SEC seeks public comments on proposed ether ETFs

Last week, the SEC announced it is seeking public comments on a trio of proposed spot ether exchange-traded funds (ETFs), as per recent regulatory filings.

The ETFs in question include the Fidelity Ethereum Fund, Grayscale Ethereum Trust, and Bitwise Ethereum Trust. On Tuesday, the SEC issued a notice specifically regarding the Bitwise proposal, stating, “The Commission is publishing this notice to solicit comments on the proposed rule change, as modified by Amendment No. 1, from interested persons.” The public has been given a 21-day period to submit their comments on all three proposed ETFs.

However, the mood surrounding the potential for the SEC’s approval of these spot ether ETFs has notably shifted. Once buoyed by optimism, the sentiment has taken a downturn. Bloomberg ETF analyst Eric Balchunas revised his expectations for approval by May from an initial 70 percent to a now more conservative 30 percent.

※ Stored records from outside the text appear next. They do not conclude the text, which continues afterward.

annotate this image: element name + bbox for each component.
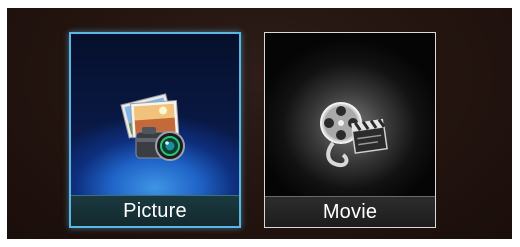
movie-label: Movie	[265, 196, 435, 227]
menu-panel: Picture Movie	[7, 8, 512, 239]
media-menu-screen: Picture Movie	[0, 0, 520, 247]
picture-label: Picture	[71, 195, 239, 226]
picture-tile[interactable]: Picture	[69, 32, 241, 228]
movie-tile[interactable]: Movie	[264, 32, 436, 228]
picture-icon	[120, 93, 185, 161]
movie-icon	[320, 102, 388, 168]
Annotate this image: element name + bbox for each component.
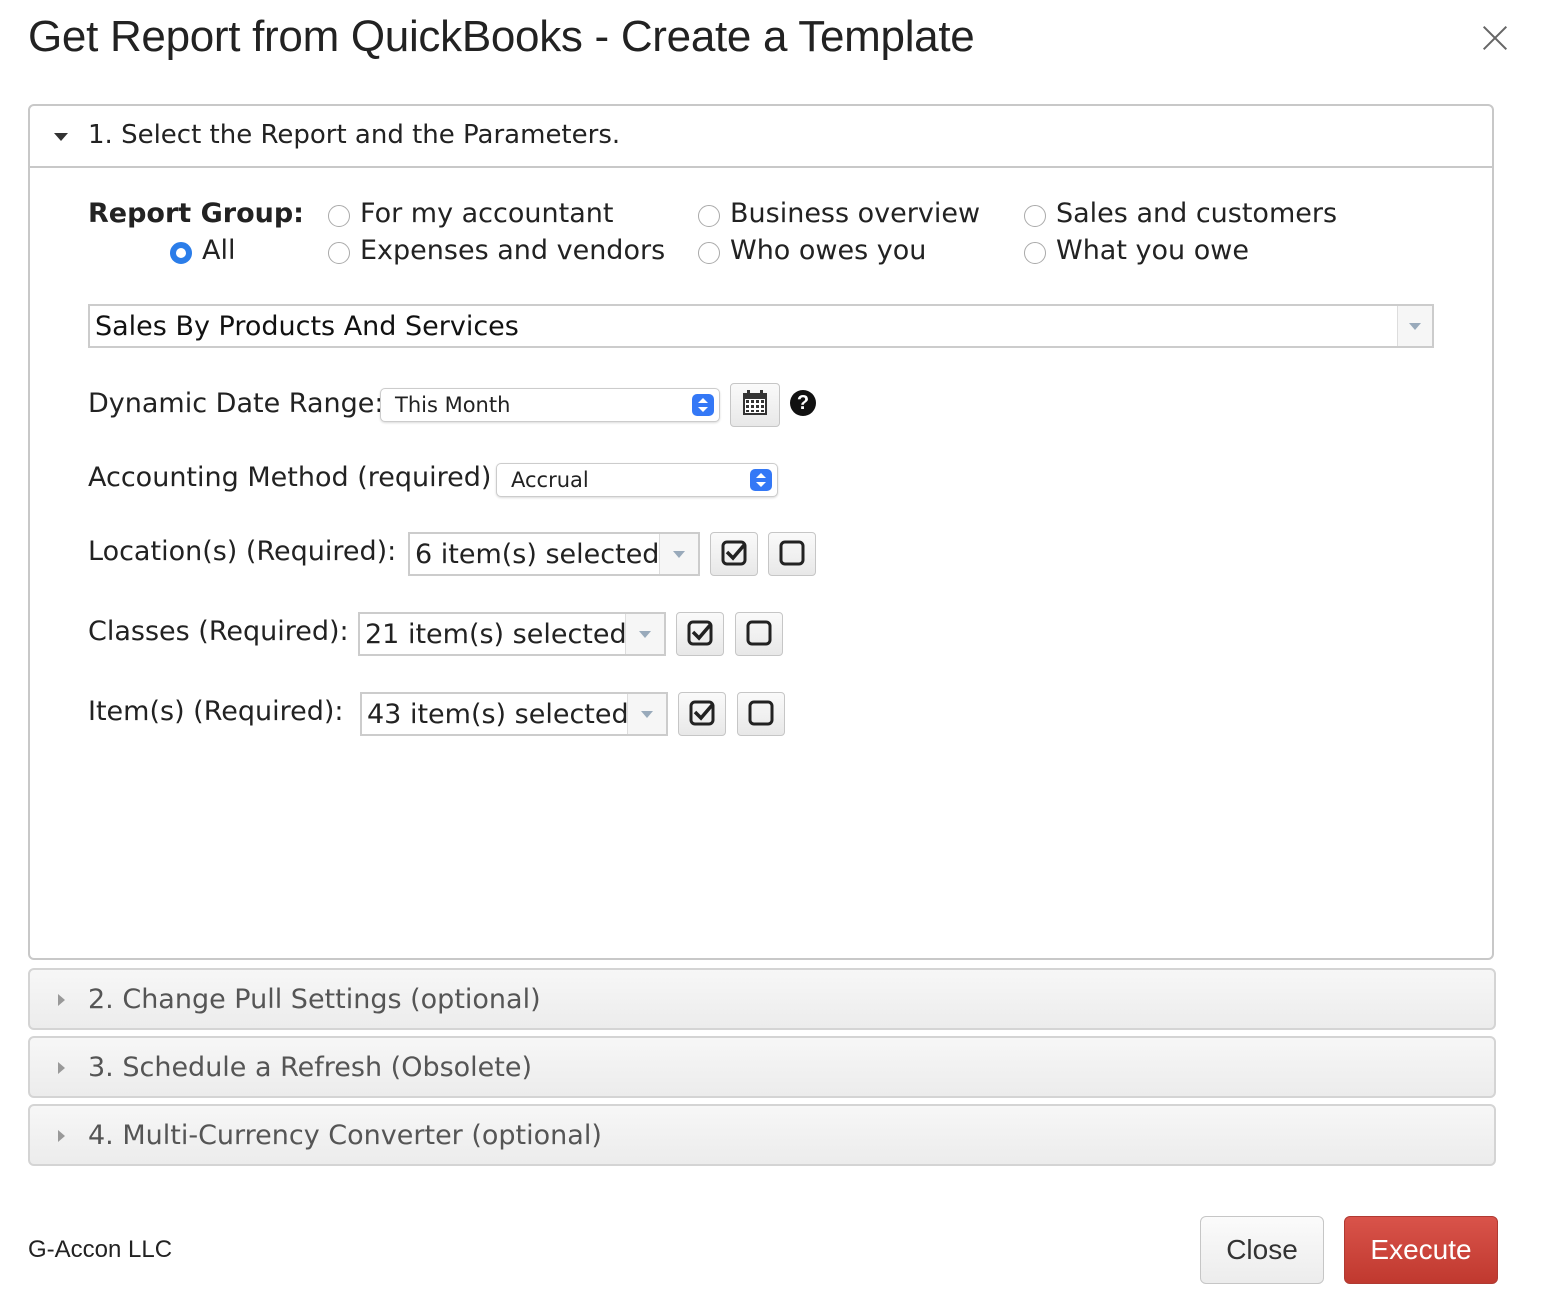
section-pull-settings[interactable]: 2. Change Pull Settings (optional)	[28, 968, 1496, 1030]
locations-arrow[interactable]	[659, 534, 698, 574]
report-select-value: Sales By Products And Services	[95, 311, 519, 342]
close-icon[interactable]	[1478, 20, 1512, 56]
radio-expenses-and-vendors[interactable]	[328, 242, 350, 264]
checkbox-empty-icon	[746, 620, 772, 646]
items-label: Item(s) (Required):	[88, 696, 344, 727]
calendar-button[interactable]	[730, 383, 780, 427]
radio-label-sales-and-customers: Sales and customers	[1056, 198, 1338, 229]
classes-value: 21 item(s) selected	[365, 619, 627, 650]
radio-who-owes-you[interactable]	[698, 242, 720, 264]
close-button[interactable]: Close	[1200, 1216, 1324, 1284]
execute-button[interactable]: Execute	[1344, 1216, 1498, 1284]
locations-value: 6 item(s) selected	[415, 539, 660, 570]
checkbox-checked-icon	[687, 620, 713, 646]
accounting-method-value: Accrual	[511, 468, 589, 492]
checkbox-checked-icon	[689, 700, 715, 726]
collapse-arrow-icon	[54, 133, 68, 141]
section-1-header[interactable]: 1. Select the Report and the Parameters.	[30, 106, 1492, 168]
chevron-down-icon	[673, 551, 685, 558]
date-range-label: Dynamic Date Range:	[88, 388, 384, 419]
items-arrow[interactable]	[627, 694, 666, 734]
classes-select-all-button[interactable]	[676, 612, 724, 656]
expand-arrow-icon	[58, 994, 65, 1006]
expand-arrow-icon	[58, 1130, 65, 1142]
select-stepper-icon	[692, 394, 714, 416]
radio-label-expenses-and-vendors: Expenses and vendors	[360, 235, 666, 266]
section-3-title: 3. Schedule a Refresh (Obsolete)	[88, 1052, 533, 1083]
items-multiselect[interactable]: 43 item(s) selected	[360, 692, 668, 736]
checkbox-empty-icon	[779, 540, 805, 566]
section-select-report: 1. Select the Report and the Parameters.…	[28, 104, 1494, 960]
chevron-down-icon	[641, 711, 653, 718]
date-range-value: This Month	[395, 393, 511, 417]
classes-arrow[interactable]	[625, 614, 664, 654]
radio-for-my-accountant[interactable]	[328, 205, 350, 227]
help-icon[interactable]: ?	[790, 390, 816, 416]
items-clear-button[interactable]	[737, 692, 785, 736]
radio-label-who-owes-you: Who owes you	[730, 235, 927, 266]
items-value: 43 item(s) selected	[367, 699, 629, 730]
chevron-down-icon	[1409, 323, 1421, 330]
classes-multiselect[interactable]: 21 item(s) selected	[358, 612, 666, 656]
classes-label: Classes (Required):	[88, 616, 349, 647]
section-schedule-refresh[interactable]: 3. Schedule a Refresh (Obsolete)	[28, 1036, 1496, 1098]
select-stepper-icon	[750, 469, 772, 491]
radio-label-business-overview: Business overview	[730, 198, 981, 229]
checkbox-checked-icon	[721, 540, 747, 566]
locations-select-all-button[interactable]	[710, 532, 758, 576]
section-4-title: 4. Multi-Currency Converter (optional)	[88, 1120, 602, 1151]
locations-clear-button[interactable]	[768, 532, 816, 576]
radio-all[interactable]	[170, 242, 192, 264]
section-2-title: 2. Change Pull Settings (optional)	[88, 984, 541, 1015]
report-select[interactable]: Sales By Products And Services	[88, 304, 1434, 348]
radio-sales-and-customers[interactable]	[1024, 205, 1046, 227]
date-range-select[interactable]: This Month	[380, 388, 720, 422]
chevron-down-icon	[639, 631, 651, 638]
report-group-label: Report Group:	[88, 198, 304, 229]
locations-multiselect[interactable]: 6 item(s) selected	[408, 532, 700, 576]
checkbox-empty-icon	[748, 700, 774, 726]
accounting-method-select[interactable]: Accrual	[496, 463, 778, 497]
radio-what-you-owe[interactable]	[1024, 242, 1046, 264]
expand-arrow-icon	[58, 1062, 65, 1074]
section-1-title: 1. Select the Report and the Parameters.	[88, 120, 621, 150]
brand-label: G-Accon LLC	[28, 1236, 173, 1263]
dialog-title: Get Report from QuickBooks - Create a Te…	[28, 12, 975, 61]
radio-label-all: All	[202, 235, 236, 266]
calendar-icon	[743, 390, 767, 415]
radio-label-what-you-owe: What you owe	[1056, 235, 1249, 266]
classes-clear-button[interactable]	[735, 612, 783, 656]
locations-label: Location(s) (Required):	[88, 536, 397, 567]
items-select-all-button[interactable]	[678, 692, 726, 736]
section-multi-currency[interactable]: 4. Multi-Currency Converter (optional)	[28, 1104, 1496, 1166]
radio-business-overview[interactable]	[698, 205, 720, 227]
report-select-arrow[interactable]	[1397, 306, 1432, 346]
accounting-method-label: Accounting Method (required)	[88, 462, 492, 493]
radio-label-for-my-accountant: For my accountant	[360, 198, 614, 229]
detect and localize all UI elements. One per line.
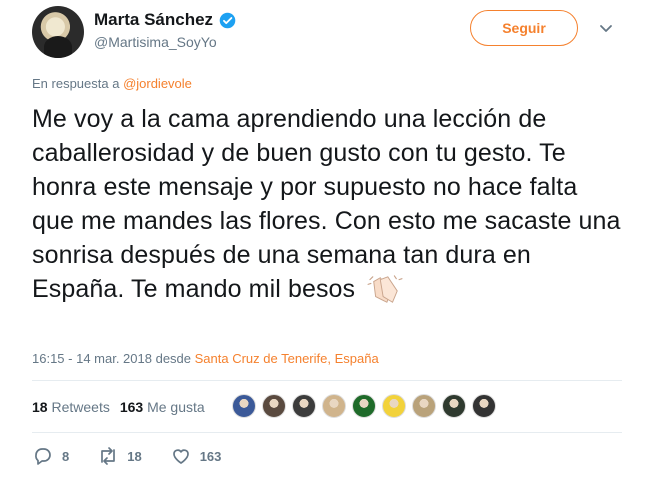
liker-avatar[interactable] [322, 394, 346, 418]
likes-label: Me gusta [147, 399, 205, 415]
avatar[interactable] [32, 6, 84, 58]
like-count: 163 [199, 448, 222, 464]
verified-badge-icon [219, 12, 236, 28]
tweet-meta: 16:15 - 14 mar. 2018 desde Santa Cruz de… [32, 351, 379, 366]
follow-button[interactable]: Seguir [470, 10, 578, 46]
retweet-icon [101, 447, 116, 465]
likes-stat[interactable]: 163 Me gusta [120, 399, 205, 415]
liker-avatar[interactable] [412, 394, 436, 418]
liker-avatar[interactable] [292, 394, 316, 418]
reply-action[interactable]: 8 [32, 446, 69, 466]
divider [32, 432, 622, 433]
retweet-count: 18 [127, 448, 142, 464]
reply-count: 8 [62, 448, 70, 464]
heart-icon [172, 449, 189, 464]
reply-icon [35, 448, 51, 465]
reply-context: En respuesta a @jordievole [32, 76, 192, 91]
retweets-stat[interactable]: 18 Retweets [32, 399, 110, 415]
tweet-timestamp[interactable]: 16:15 - 14 mar. 2018 desde [32, 351, 195, 366]
author-handle[interactable]: @Martisima_SoyYo [94, 34, 217, 50]
tweet-text: Me voy a la cama aprendiendo una lección… [32, 102, 622, 306]
like-action[interactable]: 163 [170, 446, 222, 466]
reply-prefix: En respuesta a [32, 76, 124, 91]
liker-avatar[interactable] [262, 394, 286, 418]
liker-avatars [232, 394, 502, 418]
liker-avatar[interactable] [442, 394, 466, 418]
tweet-body: Me voy a la cama aprendiendo una lección… [32, 105, 621, 303]
clapping-hands-icon [367, 275, 403, 304]
retweets-label: Retweets [51, 399, 110, 415]
liker-avatar[interactable] [352, 394, 376, 418]
location-link[interactable]: Santa Cruz de Tenerife, España [195, 351, 379, 366]
retweets-count: 18 [32, 399, 48, 415]
tweet-actions: 8 18 163 [32, 446, 249, 466]
retweet-action[interactable]: 18 [97, 446, 142, 466]
liker-avatar[interactable] [382, 394, 406, 418]
author-name-row: Marta Sánchez [94, 10, 236, 30]
divider [32, 380, 622, 381]
liker-avatar[interactable] [232, 394, 256, 418]
reply-to-link[interactable]: @jordievole [123, 76, 192, 91]
liker-avatar[interactable] [472, 394, 496, 418]
tweet-header: Marta Sánchez @Martisima_SoyYo Seguir [32, 6, 622, 58]
chevron-down-icon[interactable] [596, 18, 616, 38]
author-name[interactable]: Marta Sánchez [94, 10, 213, 30]
engagement-stats: 18 Retweets 163 Me gusta [32, 399, 215, 415]
likes-count: 163 [119, 399, 144, 415]
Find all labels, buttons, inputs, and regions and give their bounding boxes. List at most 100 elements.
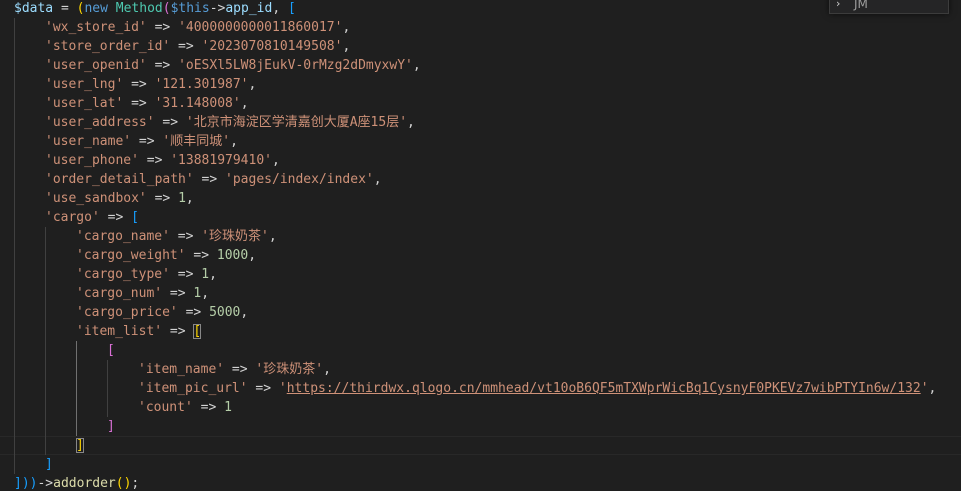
final-close: ])) [14, 476, 38, 491]
key-user-openid: 'user_openid' [45, 58, 147, 73]
fat-arrow: => [138, 153, 171, 168]
key-count: 'count' [138, 400, 193, 415]
fat-arrow: => [169, 229, 202, 244]
key-order-detail-path: 'order_detail_path' [45, 172, 194, 187]
fat-arrow: => [193, 172, 226, 187]
fat-arrow: => [123, 96, 155, 111]
code-line-17: 'cargo_price' => 5000, [0, 303, 961, 322]
find-input[interactable]: JM [854, 0, 868, 11]
fat-arrow: => [247, 381, 279, 396]
key-item-name: 'item_name' [138, 362, 225, 377]
value-user-lat: '31.148008' [154, 96, 241, 111]
assign-operator: = [53, 1, 77, 16]
fat-arrow: => [146, 191, 179, 206]
fat-arrow: => [170, 39, 202, 54]
code-line-16: 'cargo_num' => 1, [0, 284, 961, 303]
value-user-address: '北京市海淀区学清嘉创大厦A座15层' [185, 115, 408, 130]
fat-arrow: => [146, 58, 179, 73]
value-cargo-price: 5000 [209, 305, 241, 320]
chevron-right-icon[interactable]: › [836, 0, 840, 10]
key-cargo: 'cargo' [45, 210, 100, 225]
value-store-order-id: '2023070810149508' [201, 39, 343, 54]
code-line-10: 'order_detail_path' => 'pages/index/inde… [0, 170, 961, 189]
class-method: Method [115, 1, 163, 16]
fat-arrow: => [131, 134, 163, 149]
value-order-detail-path: 'pages/index/index' [225, 172, 374, 187]
item-open-bracket: [ [107, 343, 115, 358]
quote-open: ' [278, 381, 287, 396]
fat-arrow: => [192, 400, 225, 415]
value-cargo-type: 1 [201, 267, 210, 282]
code-line-19: [ [0, 341, 961, 360]
key-user-name: 'user_name' [45, 134, 132, 149]
key-store-order-id: 'store_order_id' [45, 39, 171, 54]
value-cargo-weight: 1000 [216, 248, 249, 263]
fat-arrow: => [154, 115, 186, 130]
value-use-sandbox: 1 [178, 191, 186, 206]
code-line-24: ] [0, 436, 961, 455]
key-user-phone: 'user_phone' [45, 153, 139, 168]
code-line-20: 'item_name' => '珍珠奶茶', [0, 360, 961, 379]
value-count: 1 [224, 400, 232, 415]
call-parens: () [115, 476, 132, 491]
code-line-12: 'cargo' => [ [0, 208, 961, 227]
item-close-bracket: ] [107, 419, 115, 434]
key-wx-store-id: 'wx_store_id' [45, 20, 147, 35]
code-line-11: 'use_sandbox' => 1, [0, 189, 961, 208]
code-line-8: 'user_name' => '顺丰同城', [0, 132, 961, 151]
semicolon: ; [131, 476, 140, 491]
value-user-openid: 'oESXl5LW8jEukV-0rMzg2dDmyxwY' [178, 58, 413, 73]
value-user-lng: '121.301987' [154, 77, 249, 92]
key-item-list: 'item_list' [76, 324, 163, 339]
code-line-1: $data = (new Method($this->app_id, [ [14, 1, 296, 16]
cargo-close-bracket: ] [45, 457, 53, 472]
cargo-open-bracket: [ [131, 210, 139, 225]
code-line-14: 'cargo_weight' => 1000, [0, 246, 961, 265]
fat-arrow: => [224, 362, 256, 377]
code-line-13: 'cargo_name' => '珍珠奶茶', [0, 227, 961, 246]
quote-close: ' [920, 381, 929, 396]
key-user-lng: 'user_lng' [45, 77, 124, 92]
fat-arrow: => [146, 20, 179, 35]
value-user-name: '顺丰同城' [162, 134, 231, 149]
item-list-close-bracket: ] [76, 438, 84, 453]
code-editor[interactable]: $data = (new Method($this->app_id, [ 'wx… [0, 0, 961, 491]
code-line-6: 'user_lat' => '31.148008', [0, 94, 961, 113]
code-line-22: 'count' => 1 [0, 398, 961, 417]
keyword-new: new [84, 1, 108, 16]
code-line-25: ] [0, 455, 961, 474]
fat-arrow: => [162, 286, 194, 301]
key-item-pic-url: 'item_pic_url' [138, 381, 248, 396]
key-cargo-type: 'cargo_type' [76, 267, 170, 282]
key-use-sandbox: 'use_sandbox' [45, 191, 147, 206]
key-cargo-num: 'cargo_num' [76, 286, 163, 301]
value-cargo-name: '珍珠奶茶' [201, 229, 269, 244]
open-bracket: [ [287, 1, 296, 16]
fat-arrow: => [123, 77, 155, 92]
code-line-4: 'user_openid' => 'oESXl5LW8jEukV-0rMzg2d… [0, 56, 961, 75]
comma: , [272, 1, 288, 16]
fat-arrow: => [99, 210, 132, 225]
value-user-phone: '13881979410' [170, 153, 272, 168]
key-cargo-name: 'cargo_name' [76, 229, 170, 244]
item-pic-url-link[interactable]: https://thirdwx.qlogo.cn/mmhead/vt10oB6Q… [287, 381, 921, 396]
code-line-18: 'item_list' => [ [0, 322, 961, 341]
key-user-address: 'user_address' [45, 115, 155, 130]
code-line-7: 'user_address' => '北京市海淀区学清嘉创大厦A座15层', [0, 113, 961, 132]
arrow-operator: -> [37, 476, 54, 491]
code-line-23: ] [0, 417, 961, 436]
value-wx-store-id: '4000000000011860017' [178, 20, 343, 35]
fat-arrow: => [162, 324, 194, 339]
key-cargo-price: 'cargo_price' [76, 305, 178, 320]
value-item-name: '珍珠奶茶' [255, 362, 324, 377]
code-line-21: 'item_pic_url' => 'https://thirdwx.qlogo… [0, 379, 961, 398]
arrow-operator: -> [209, 1, 226, 16]
code-line-3: 'store_order_id' => '2023070810149508', [0, 37, 961, 56]
code-line-5: 'user_lng' => '121.301987', [0, 75, 961, 94]
code-line-2: 'wx_store_id' => '4000000000011860017', [0, 18, 961, 37]
method-addorder: addorder [53, 476, 116, 491]
key-cargo-weight: 'cargo_weight' [76, 248, 186, 263]
fat-arrow: => [177, 305, 210, 320]
find-widget[interactable]: › JM [829, 0, 949, 14]
this-keyword: $this [170, 1, 210, 16]
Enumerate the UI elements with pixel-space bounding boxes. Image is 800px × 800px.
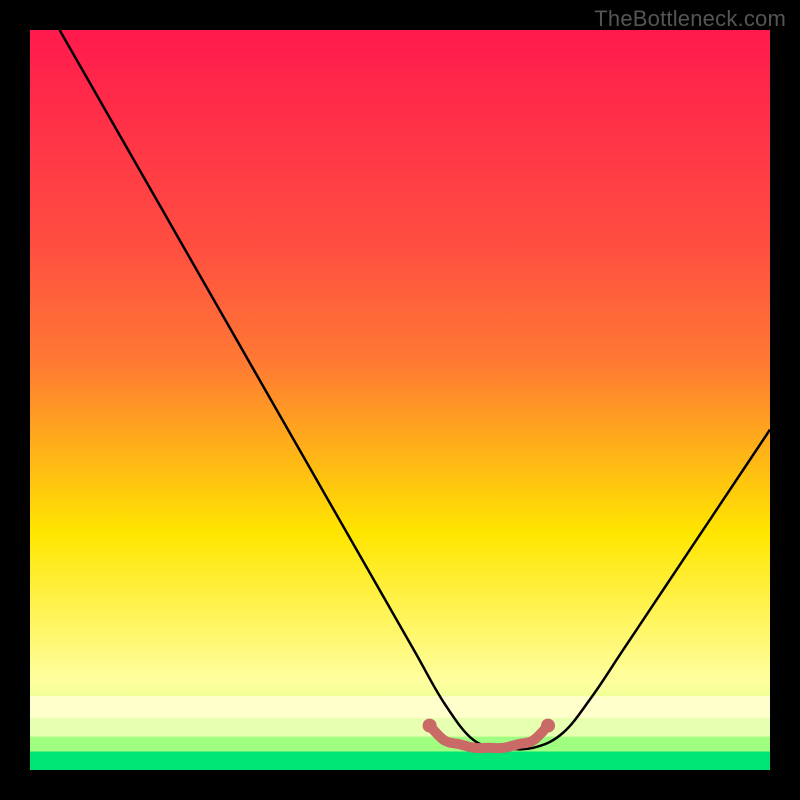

Further dampening hopes, James Seyffart, another ETF analyst at Bloomberg, voiced his concerns following the SEC’s call for comments on Fidelity’s filing. Seyffart noted, “Nothing in the filings signal to me that anything has changed. Silence from the agency isn’t a good thing here,” indicating a perceived lack of progress towards approval.

The SEC has been intensifying its efforts to classify Ethereum, the world’s second-largest cryptocurrency, as a security. The regulators issued a series of subpoenas to U.S. companies, focusing particularly on their interactions with the Ethereum Foundation, a nonprofit organization responsible for overseeing the blockchain’s governance and development. The move raised concerns within the crypto industry, particularly following hopes that the SEC’s recent approval of Bitcoin ETFs would pave the way for Ethereum ETFs by major financial players like BlackRock.

The investigation into the Ethereum Foundation, especially following Ethereum’s transition to a “proof-of-stake” governance model in September 2022, signals the SEC’s ongoing scrutiny of the crypto space. This shift away from the “proof-of-work” model, akin to Bitcoin’s, to a more energy-efficient system involving a network of validators, has provided the SEC with new grounds to explore Ethereum’s classification as a security.

The broader regulatory landscape for the crypto industry has been caught between the SEC’s oversight ambitions and the commodities framework applied by the Commodities and Futures Trading Commission (CFTC) to assets like Bitcoin.

Ethereum’s regulatory status has been a matter of speculation and discussion for years. In 2018, SEC officials suggested that Ethereum might not constitute a security, a stance that appeared to shift under Gensler’s leadership, especially after Ethereum’s adoption of the proof-of-stake model. Gensler’s comments in 2023 implied that proof-of-stake-based cryptocurrencies might fit the definition of investment contracts, hinting at a possible security classification, though without directly naming Ethereum.

SEC Chair Gary Gensler has made it clear that the agency’s decision on bitcoin ETFs is specific to bitcoin and should not be interpreted as a broader acceptance of other cryptocurrency products.